Apabila ilmu hendak diperbandingkan dengan
bentuk-bentuk pengetahuan lain, maka diperlukan penyelidikan terhadap watak,
tujuan dan metode dari ilmu itu serta bentuk-bentuk pengetahuan lainnya. Hal
ini harus dilakukan dengan meneliti "catatan-catatan sejarah, buku-buku
pelajaran, tulisan-tulisan orisinal, pembicaraan serta surat-surat pribadi, dan
sebagainya". Ia mengatakan, “…that is, we shall have study historical
records—texbooks, original papers, records of meetings and private
conversations, letters, and like”.[6]
Ia pun tidak bisa sekedar asumsi tanpa penelitian lebih jauh, bahwa suatu
bentuk pengetahuan yang sedang diteliti itu harus sesuai dengan hukum-hukum
logika, sebagaimana yang biasanya dipahami oleh para filsuf dan rasionalis
kontemporer.
Feyerabend meyakini bahwa tidak ada
metodologi ilmu yang ada selama ini yang bisa bertahan dari perubahan. Secara
meyakinkan Feyerabend mengemukakan bahwa metodologi-metodologi ilmu gagal
menyediakan hukum-hukum yang memadai untuk membimbing aktivitas para ilmuwan.

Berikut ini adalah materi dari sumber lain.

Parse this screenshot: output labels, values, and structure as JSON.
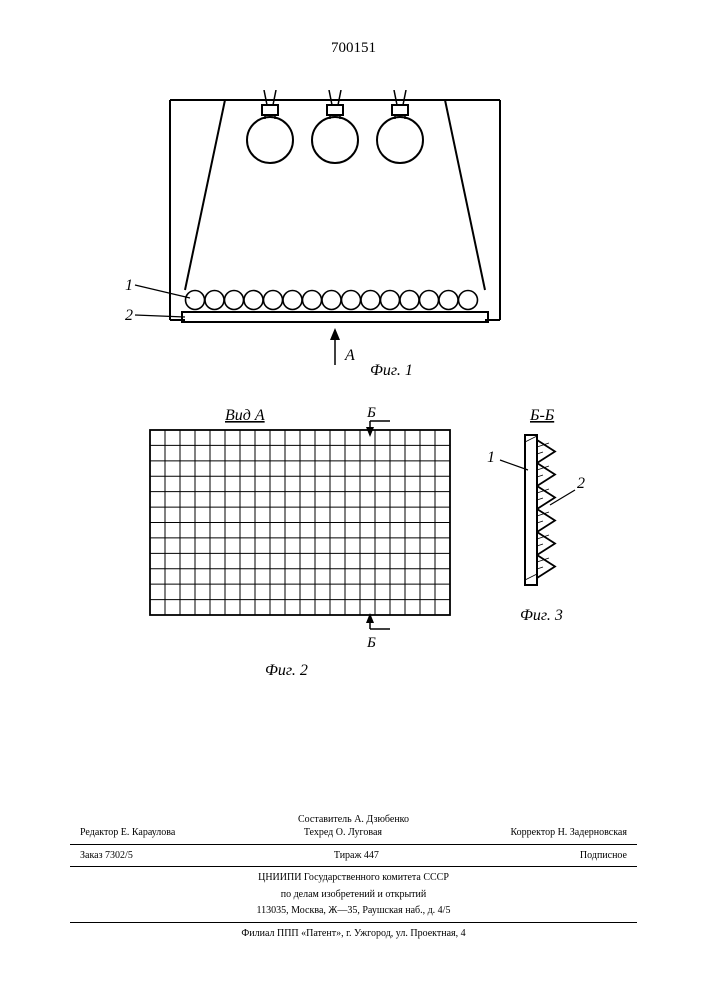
{
  "document_number": "700151",
  "figures": {
    "fig1": {
      "label": "Фиг. 1",
      "arrow_label": "А",
      "ref_1": "1",
      "ref_2": "2",
      "bulbs": 3,
      "diffuser_circles": 15,
      "stroke": "#000000",
      "fill": "#ffffff"
    },
    "fig2": {
      "title": "Вид А",
      "label": "Фиг. 2",
      "section_label": "Б",
      "cols": 20,
      "rows": 12,
      "stroke": "#000000"
    },
    "fig3": {
      "title": "Б-Б",
      "label": "Фиг. 3",
      "ref_1": "1",
      "ref_2": "2",
      "teeth": 6,
      "stroke": "#000000"
    }
  },
  "credits": {
    "compiler": "Составитель А. Дзюбенко",
    "editor": "Редактор Е. Караулова",
    "tech_editor": "Техред О. Луговая",
    "corrector": "Корректор Н. Задерновская",
    "order": "Заказ 7302/5",
    "circulation": "Тираж 447",
    "subscription": "Подписное",
    "org_line1": "ЦНИИПИ Государственного комитета СССР",
    "org_line2": "по делам изобретений и открытий",
    "org_line3": "113035, Москва, Ж—35, Раушская наб., д. 4/5",
    "branch": "Филиал ППП «Патент», г. Ужгород, ул. Проектная, 4"
  }
}
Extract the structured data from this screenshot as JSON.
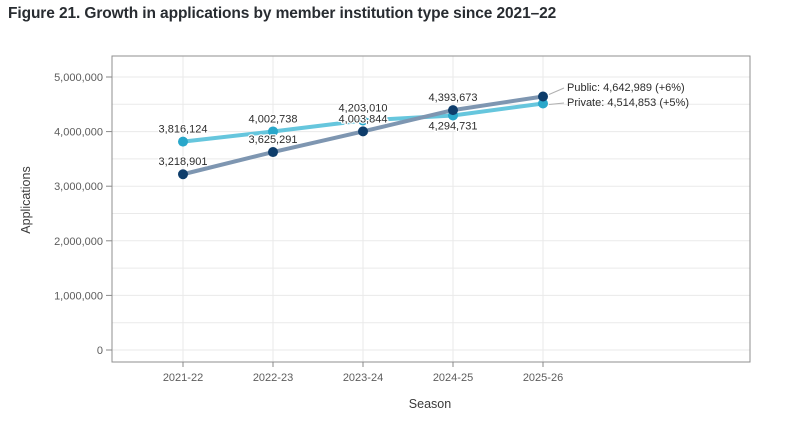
{
  "title": "Figure 21. Growth in applications by member institution type since 2021–22",
  "chart_data": {
    "type": "line",
    "title": "Figure 21. Growth in applications by member institution type since 2021–22",
    "xlabel": "Season",
    "ylabel": "Applications",
    "categories": [
      "2021-22",
      "2022-23",
      "2023-24",
      "2024-25",
      "2025-26"
    ],
    "series": [
      {
        "name": "Public",
        "values": [
          3218901,
          3625291,
          4003844,
          4393673,
          4642989
        ],
        "point_labels": [
          "3,218,901",
          "3,625,291",
          "4,003,844",
          "4,393,673",
          null
        ],
        "label_pos": [
          "above",
          "above",
          "above",
          "above",
          null
        ],
        "end_label": "Public: 4,642,989 (+6%)",
        "line_color": "#7e96b1",
        "point_color": "#0e3d6b"
      },
      {
        "name": "Private",
        "values": [
          3816124,
          4002738,
          4203010,
          4294731,
          4514853
        ],
        "point_labels": [
          "3,816,124",
          "4,002,738",
          "4,203,010",
          "4,294,731",
          null
        ],
        "label_pos": [
          "above",
          "above",
          "above",
          "below",
          null
        ],
        "end_label": "Private: 4,514,853 (+5%)",
        "line_color": "#66c6dd",
        "point_color": "#29a7ca"
      }
    ],
    "y_ticks": [
      {
        "value": 0,
        "label": "0"
      },
      {
        "value": 1000000,
        "label": "1,000,000"
      },
      {
        "value": 2000000,
        "label": "2,000,000"
      },
      {
        "value": 3000000,
        "label": "3,000,000"
      },
      {
        "value": 4000000,
        "label": "4,000,000"
      },
      {
        "value": 5000000,
        "label": "5,000,000"
      }
    ],
    "ylim": [
      0,
      5000000
    ],
    "grid": {
      "horizontal_step": 500000,
      "vertical": "at each season tick"
    },
    "legend_position": "end-of-line annotations, right side"
  }
}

Menurut Feyerabend, mengingat kompleksitas sejarah, maka tidak masuk akal untuk
mengharapkan ilmu dapat diterangkan hanya atas dasar beberapa hukum metodologi
yang terlalu simplistik (sederhana) dan superfisial (dangkal).
Feyerabend adalah penganjur pluralisme metodologi
yang menolak pandangan idealisme dan naturalisme. Idealisme berpendapat bahwa
rasionalitas adalah agung, bersifat universal, terlepas dari subyektivitas,
konteks dan historisitas. Baik rasionalisme maupun empirisme mendukung
rasionalitas yang menurutnya universal dengan cara yang berbeda.
Seperti halnya Kuhn yang berasumsi bahwa
tidak ada suatu teori apa pun yang bertahan dalam sejarah, Feyerabend
menyangkal adanya rasionalitas yang universal dan historis. Maksudnya,
kebenaran universal yang tidak terikat dengan ruang dan waktu, yang merupakan
pedoman untuk menilai suatu teori lebih baik daripada yang lainnya.[7]
Kesamaan Feyerabend dengan Kuhn terletak
pada tesis keduanya yang menyatakan bahwa ilmu-ilmu atau teori-teori tidak bisa
saling diukur dengan standar yang sama. Feyerabend beranggapan bahwa makna dan
interpretasi tentang keterangan observasi tergantung pada konteks teoretis.
Dengan begitu, ia ingin menentang pandangan yang memisahkan teori dan
observasi.
Konsekuensi logisnya adalah, tidak mungkinlah
merumuskan keterangan observasi yang sama dalam suatu konteks yang berbeda.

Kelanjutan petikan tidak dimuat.